Tue Nov 16 22:03:24 PST 2010

On Tue, 16 Nov 2010, R. Matthew Emerson wrote:

>
> On Nov 16, 2010, at 10:16 AM, Jon Anthony wrote:
>
>> This is some good information.  Thanks for the pointers.  But it also
>> highlights an issue I've thought about from time to time: with modern
>> processor architectures (especially pipelines, caches, and now cores)
>> how does one _not_ write naive code for these things?  Sure, 90+% of the
>> worry on this goes to the compiler writers, but it can be easy to
>> accidentally write something that defeats their efforts.
>
> On modern x86, I've all but given up.  I just write
> naive and straightforward code, and assume (or hope) that
> the hardware guys have optimized for that. In my experience,
> measurements typically show that the difference in execution
> time between "clever" and naive code is negligible.
>

One of the things that (a) can have a big effect on perfomance and (b)
the programming language can give the programmer some control over is
branch prediction, and this seems like it could be useful if it was
kept at a fairly high level.  If you say:

(if (some-test)
   (exceptional-case)
   (common-case))

you generally don't want the pipeline to be filling up with the instructions
that comprise the exceptional case only to discover that the test was false,
that that stuff needs to be thrown away, and that it should start processing
the common case.

Exactly what needs to be done to help the processor predict whether a branch
is taken tends to be architecture- and implementation-dependent.  (It's often
the case that simple rules - like "backward conditional branches are predicted
to be taken and forward conditional branches are predicted to not be taken" -
go a long way.)

Suppose that there were semi-magic macros (I -think- that they could be macros)
called something like EXPECTED-TRUE and EXPECTED-FALSE that each took a single
form and just caused that form to return whatever it returned, but the contract
was that the compiler could treat them as advice about whether the primary
return value was likely to be NIL or not.  So you could say:

(if (expected-false (some-test))
   (exceptional-case)
   (common-case))

and the compiler could do whatever it can do at compile time to try to ensure
that branch prediction favors the common case.

In something like:

(if (flip-coin)
   (one-thing)
   (the-other))

... well, the best that you can hope for is that you don't lose more
than 50% of the time for some obscure reason.  Cases like the first
example - where there's a clear reason to favor one arm of the IF -
are probably fairly common in most code, and if there was some simple,
not-too-onerous way of providing this kind of advice to the compiler
I'd certainly want to use it and imagine that other people would, too.
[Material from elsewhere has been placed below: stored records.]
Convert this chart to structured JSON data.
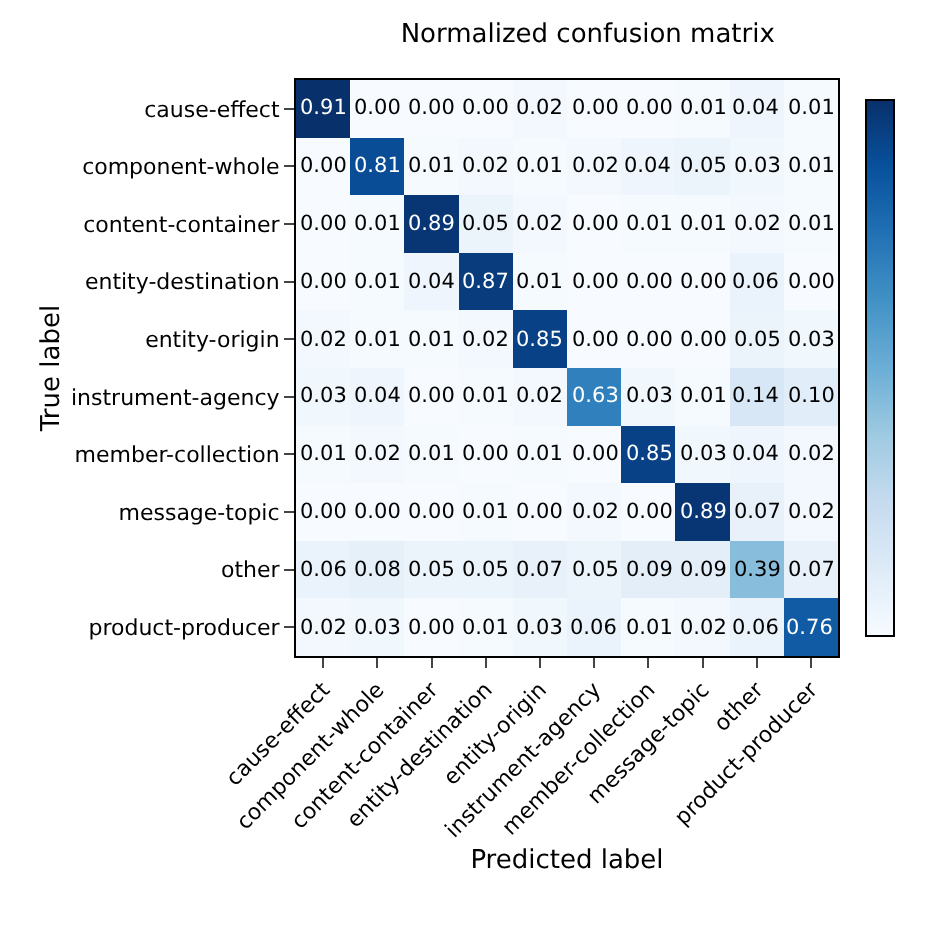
{
  "chart_data": {
    "type": "heatmap",
    "title": "Normalized confusion matrix",
    "xlabel": "Predicted label",
    "ylabel": "True label",
    "data_labels": true,
    "categories": [
      "cause-effect",
      "component-whole",
      "content-container",
      "entity-destination",
      "entity-origin",
      "instrument-agency",
      "member-collection",
      "message-topic",
      "other",
      "product-producer"
    ],
    "y_categories": [
      "cause-effect",
      "component-whole",
      "content-container",
      "entity-destination",
      "entity-origin",
      "instrument-agency",
      "member-collection",
      "message-topic",
      "other",
      "product-producer"
    ],
    "cells": [
      [
        0.91,
        0.0,
        0.0,
        0.0,
        0.02,
        0.0,
        0.0,
        0.01,
        0.04,
        0.01
      ],
      [
        0.0,
        0.81,
        0.01,
        0.02,
        0.01,
        0.02,
        0.04,
        0.05,
        0.03,
        0.01
      ],
      [
        0.0,
        0.01,
        0.89,
        0.05,
        0.02,
        0.0,
        0.01,
        0.01,
        0.02,
        0.01
      ],
      [
        0.0,
        0.01,
        0.04,
        0.87,
        0.01,
        0.0,
        0.0,
        0.0,
        0.06,
        0.0
      ],
      [
        0.02,
        0.01,
        0.01,
        0.02,
        0.85,
        0.0,
        0.0,
        0.0,
        0.05,
        0.03
      ],
      [
        0.03,
        0.04,
        0.0,
        0.01,
        0.02,
        0.63,
        0.03,
        0.01,
        0.14,
        0.1
      ],
      [
        0.01,
        0.02,
        0.01,
        0.0,
        0.01,
        0.0,
        0.85,
        0.03,
        0.04,
        0.02
      ],
      [
        0.0,
        0.0,
        0.0,
        0.01,
        0.0,
        0.02,
        0.0,
        0.89,
        0.07,
        0.02
      ],
      [
        0.06,
        0.08,
        0.05,
        0.05,
        0.07,
        0.05,
        0.09,
        0.09,
        0.39,
        0.07
      ],
      [
        0.02,
        0.03,
        0.0,
        0.01,
        0.03,
        0.06,
        0.01,
        0.02,
        0.06,
        0.76
      ]
    ],
    "cell_labels": [
      [
        "0.91",
        "0.00",
        "0.00",
        "0.00",
        "0.02",
        "0.00",
        "0.00",
        "0.01",
        "0.04",
        "0.01"
      ],
      [
        "0.00",
        "0.81",
        "0.01",
        "0.02",
        "0.01",
        "0.02",
        "0.04",
        "0.05",
        "0.03",
        "0.01"
      ],
      [
        "0.00",
        "0.01",
        "0.89",
        "0.05",
        "0.02",
        "0.00",
        "0.01",
        "0.01",
        "0.02",
        "0.01"
      ],
      [
        "0.00",
        "0.01",
        "0.04",
        "0.87",
        "0.01",
        "0.00",
        "0.00",
        "0.00",
        "0.06",
        "0.00"
      ],
      [
        "0.02",
        "0.01",
        "0.01",
        "0.02",
        "0.85",
        "0.00",
        "0.00",
        "0.00",
        "0.05",
        "0.03"
      ],
      [
        "0.03",
        "0.04",
        "0.00",
        "0.01",
        "0.02",
        "0.63",
        "0.03",
        "0.01",
        "0.14",
        "0.10"
      ],
      [
        "0.01",
        "0.02",
        "0.01",
        "0.00",
        "0.01",
        "0.00",
        "0.85",
        "0.03",
        "0.04",
        "0.02"
      ],
      [
        "0.00",
        "0.00",
        "0.00",
        "0.01",
        "0.00",
        "0.02",
        "0.00",
        "0.89",
        "0.07",
        "0.02"
      ],
      [
        "0.06",
        "0.08",
        "0.05",
        "0.05",
        "0.07",
        "0.05",
        "0.09",
        "0.09",
        "0.39",
        "0.07"
      ],
      [
        "0.02",
        "0.03",
        "0.00",
        "0.01",
        "0.03",
        "0.06",
        "0.01",
        "0.02",
        "0.06",
        "0.76"
      ]
    ]
  }
}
I think that GCC has a construct - __builtin_expect() or something
similar - that's intended to provide this advice.  I don't know of
any other programming languages that do so (but wouldn't be surprised
if such existed).

You probably don't want to casually design this too deeply into the
language.  C has a 'register' keyword that's supposed to advise the
compiler about which variables should reside in machine registers.
One still sees that used occasionally, but it looks kind of quaint
(like the author of that code really thinks that they can do a better
job of register allocation than the compiler can.)  I can believe
that someone in the future might look at old code and say "Wow.  Remember
2010, when there were branch-misprediction penalties and people said
__builtin_expect() and EXPECTED-TRUE to avoid them ?", but it -is- 2010,
those penalties exist and are often fairly severe, and it seems like
an optional, non-intrusive way of providing advice that could help to
avoid those penalties seems like a good thing.